A cool gaze swept her up and down. Rosamund bristled.

He sighed. ‘No, I don’t think you are. At least not to the extent of being a horse thief. Forgive me my suspicions, this horse is all I have.’

It seemed politic to ignore the insulting thought that this Oliver considered her capable of some dishonesty – even if he didn’t believe she was out to steal his horse.

She smiled tentatively up at him, she would far rather have him for a friend than a foe. He was tall, over six feet, and strongly built. Was he a knight? There was a determined cast to his jaw and he was watching her closely through slate grey eyes which seemed to miss not a detail.

She felt very conscious of her hair hanging down about her face in rats’ tails, tangled by the climb down the cliff and the sea breezes. She flicked it back over her shoulder, suddenly not so sure of herself, though Oliver’s stance had not changed. He said he had seen her before, but she couldn’t recall having seen him. The only time anyone had passed the mill mounted on such a fine horse, they had been in the company of Baron Geoffrey Fitz Neal. Was Oliver part of the baron’s retinue?

He was staring at her with such a supercilious expression on his face. Was he laughing at her?

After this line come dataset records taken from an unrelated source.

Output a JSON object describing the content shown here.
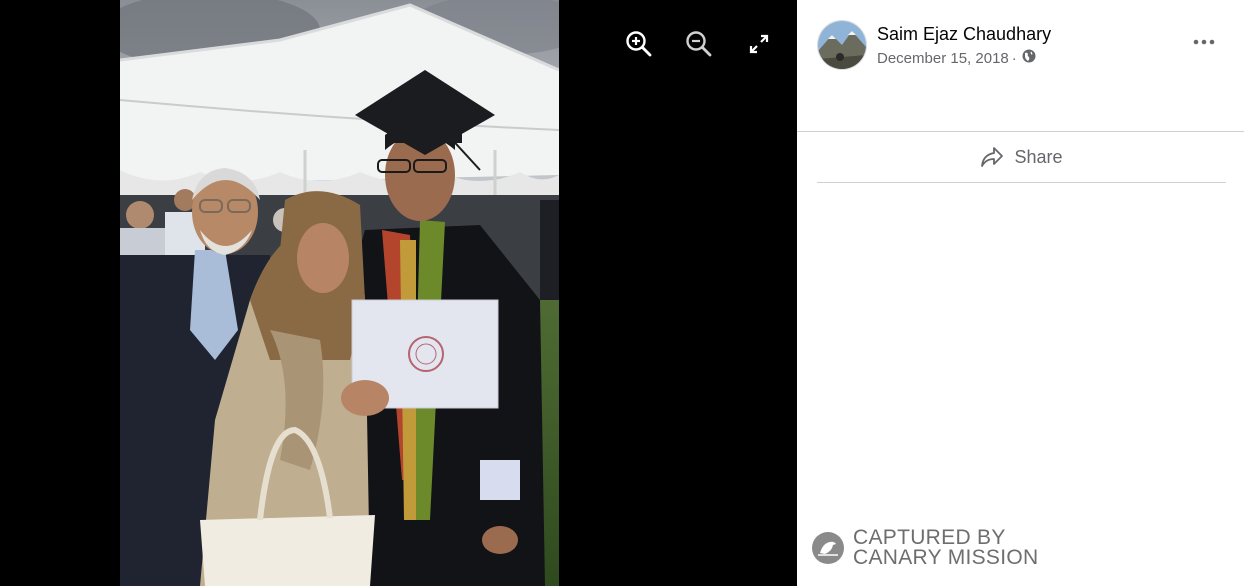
{
  "post": {
    "author": "Saim Ejaz Chaudhary",
    "date": "December 15, 2018",
    "separator": "·",
    "privacy_icon": "globe-icon"
  },
  "viewer": {
    "controls": [
      "zoom-in-icon",
      "zoom-out-icon",
      "fullscreen-icon"
    ]
  },
  "actions": {
    "share_label": "Share",
    "more_icon": "more-options-icon"
  },
  "watermark": {
    "line1": "CAPTURED BY",
    "line2": "CANARY MISSION"
  },
  "colors": {
    "text_primary": "#050505",
    "text_secondary": "#65676b",
    "divider": "#ced0d4",
    "viewer_bg": "#000000"
  }
}
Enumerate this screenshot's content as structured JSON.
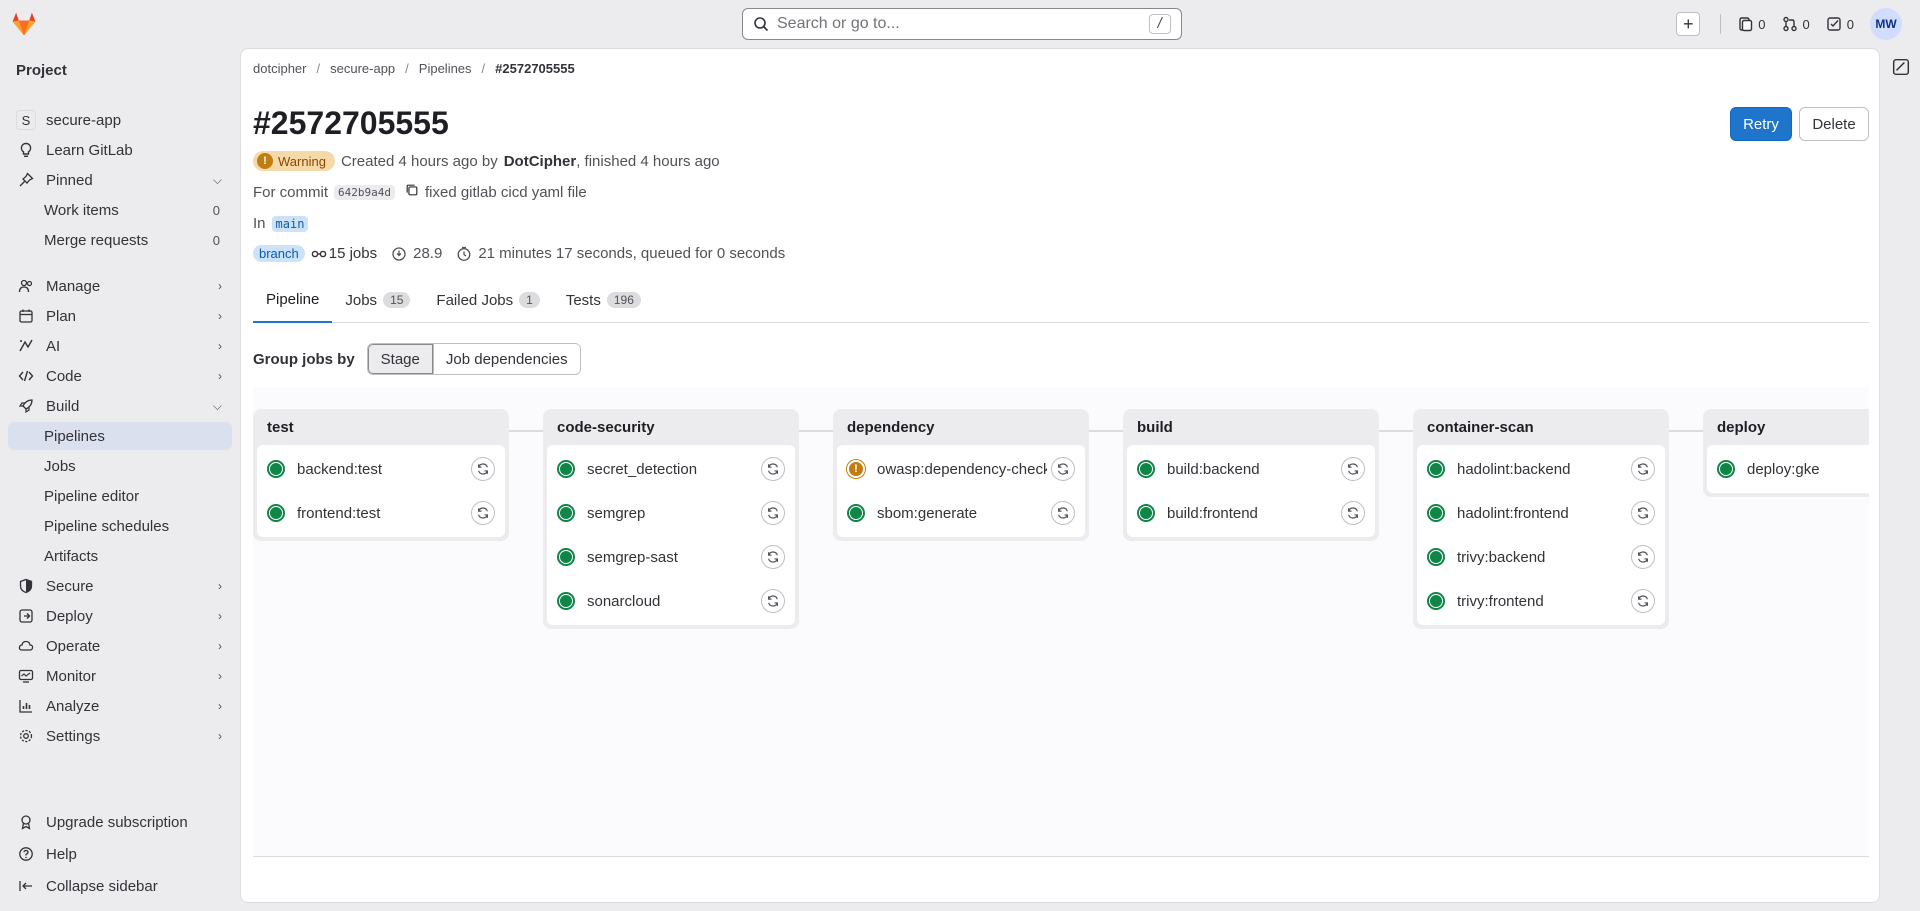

Rosamund forgot her resolve to smile, she forgot the probable difference in their class and responded as she often did when uncertain of herself. She attacked. ‘There’s no need to stare at me as though I had crawled out of the midden. I haven’t. And there’s no need to look down that long nose of yours at my gown as though it were rags. It’s me – my – best. At least I’ve made more of an effort for the festival than you. Look at you, all plain, dull colours.’